The stone face in the ornament moved. Then it spoke to them. "Ah, there you are. I could hear you moving around but I couldn't see you. You are Charlotte and Ben, are you not?"
They said nothing. They stood with gaping mouths, dumbfounded at the strange scene they found themselves in.
"It's okay," the face said, "I won't hurt you. I mean, how could I? I can barely see you, being stuck in here like this. Come on, move round a bit further so I can see you."
Charlotte and Ben side-stepped to their right until they were looking directly into the stone eyes before them.
"That's better. Now, let's start again," the face said, turning to Charlotte. "Your name is Charlotte, is it not?"
Charlotte nodded. The face looked at Ben.
"And your name is Ben?"
Ben nodded.
"Good. So the introductions are out of the way—"
"Wait!” Charlotte heard herself say.
There was the dull sound of stone scraping against stone as the face frowned. "Yes?" he said.
"You know our names," Charlotte said. "But we don't know who you are. We're not supposed to talk to strangers."

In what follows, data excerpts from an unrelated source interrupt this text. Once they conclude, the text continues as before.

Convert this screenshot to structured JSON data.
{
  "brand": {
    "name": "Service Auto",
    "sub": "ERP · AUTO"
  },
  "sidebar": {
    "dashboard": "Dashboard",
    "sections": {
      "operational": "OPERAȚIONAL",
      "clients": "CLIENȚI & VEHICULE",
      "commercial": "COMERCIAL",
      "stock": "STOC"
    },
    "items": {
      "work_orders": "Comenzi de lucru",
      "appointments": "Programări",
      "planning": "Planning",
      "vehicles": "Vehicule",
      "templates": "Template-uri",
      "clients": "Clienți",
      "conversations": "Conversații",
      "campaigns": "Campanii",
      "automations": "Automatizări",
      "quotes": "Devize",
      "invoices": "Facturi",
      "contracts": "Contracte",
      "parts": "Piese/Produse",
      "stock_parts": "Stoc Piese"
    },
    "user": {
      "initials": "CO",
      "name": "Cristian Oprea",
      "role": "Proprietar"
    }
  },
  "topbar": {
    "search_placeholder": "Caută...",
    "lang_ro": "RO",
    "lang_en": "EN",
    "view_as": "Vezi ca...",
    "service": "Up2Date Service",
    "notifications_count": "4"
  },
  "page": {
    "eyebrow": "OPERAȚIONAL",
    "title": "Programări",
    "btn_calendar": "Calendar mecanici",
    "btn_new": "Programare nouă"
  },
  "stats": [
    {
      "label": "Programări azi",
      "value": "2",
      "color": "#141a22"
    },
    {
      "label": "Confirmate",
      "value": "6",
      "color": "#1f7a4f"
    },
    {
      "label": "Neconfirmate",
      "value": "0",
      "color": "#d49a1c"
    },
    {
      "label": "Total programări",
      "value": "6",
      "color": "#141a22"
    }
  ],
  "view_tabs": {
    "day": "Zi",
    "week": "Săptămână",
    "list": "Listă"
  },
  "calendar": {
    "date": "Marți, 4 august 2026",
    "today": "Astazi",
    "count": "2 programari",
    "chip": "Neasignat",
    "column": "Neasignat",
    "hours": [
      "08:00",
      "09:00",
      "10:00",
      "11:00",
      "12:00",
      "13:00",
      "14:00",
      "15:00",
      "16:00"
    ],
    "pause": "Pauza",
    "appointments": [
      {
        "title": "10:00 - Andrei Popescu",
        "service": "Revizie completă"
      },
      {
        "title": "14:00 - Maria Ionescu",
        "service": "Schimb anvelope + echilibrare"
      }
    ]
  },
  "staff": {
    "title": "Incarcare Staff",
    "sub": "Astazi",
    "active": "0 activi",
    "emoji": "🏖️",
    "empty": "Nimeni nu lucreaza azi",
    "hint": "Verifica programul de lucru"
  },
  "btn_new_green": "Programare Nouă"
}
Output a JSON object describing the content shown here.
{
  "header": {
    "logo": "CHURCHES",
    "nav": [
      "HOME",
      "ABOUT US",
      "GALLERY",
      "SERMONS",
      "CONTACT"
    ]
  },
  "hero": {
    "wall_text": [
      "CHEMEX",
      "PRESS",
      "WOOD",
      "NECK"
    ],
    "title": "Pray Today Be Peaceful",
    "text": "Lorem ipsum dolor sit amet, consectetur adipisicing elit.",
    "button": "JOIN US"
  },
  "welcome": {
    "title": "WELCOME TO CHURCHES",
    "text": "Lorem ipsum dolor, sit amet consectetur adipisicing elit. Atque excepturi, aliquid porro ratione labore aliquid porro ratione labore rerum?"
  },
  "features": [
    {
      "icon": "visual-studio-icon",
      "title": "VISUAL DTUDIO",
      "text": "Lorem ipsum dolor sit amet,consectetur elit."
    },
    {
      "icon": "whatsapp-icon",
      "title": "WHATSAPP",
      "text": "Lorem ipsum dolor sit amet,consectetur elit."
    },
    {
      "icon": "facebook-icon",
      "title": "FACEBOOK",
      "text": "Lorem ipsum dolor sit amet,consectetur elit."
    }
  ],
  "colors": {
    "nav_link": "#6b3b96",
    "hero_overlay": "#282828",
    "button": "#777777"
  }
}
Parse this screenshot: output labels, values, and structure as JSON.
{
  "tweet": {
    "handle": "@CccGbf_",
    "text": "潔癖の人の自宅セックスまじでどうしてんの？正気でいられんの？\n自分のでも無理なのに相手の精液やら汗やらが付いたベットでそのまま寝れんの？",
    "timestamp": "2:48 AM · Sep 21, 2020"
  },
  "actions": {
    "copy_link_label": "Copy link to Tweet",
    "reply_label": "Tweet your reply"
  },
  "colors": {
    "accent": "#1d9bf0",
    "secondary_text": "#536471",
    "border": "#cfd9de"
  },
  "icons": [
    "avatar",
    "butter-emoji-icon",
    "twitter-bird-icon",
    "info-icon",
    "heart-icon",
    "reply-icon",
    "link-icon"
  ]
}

"I don't have a name," the face said. "Or if I did, it was a long time ago and I've forgotten what it was. I am the Guardian of Hare Hill. I am here to help you on your quest."
"What quest?" Charlotte said.
"I know that which you seek, even if you do not know yourselves, and I will help you."
"We're looking for our mummy," Ben said.
"She is no longer here," the face said. "The gate to the park is locked and you are the only ones here." He paused for a moment, then with a sly smile said, "For now."
"So how can we find her?" Charlotte asked.
"You have a map, do you not?"
"It's just a silly map our daddy drew for us a long time ago. How is that going to help us?"
"Look again."
Charlotte opened her backpack and fished around inside, then pulled out a piece of paper. She opened it, expecting to see the old hand-drawn map, but it looked different. It was incomplete. The lines showing the paths and the outlines of the garden and other features of the park were there, but only one hare was drawn on there—hare number one, near the entrance to the park.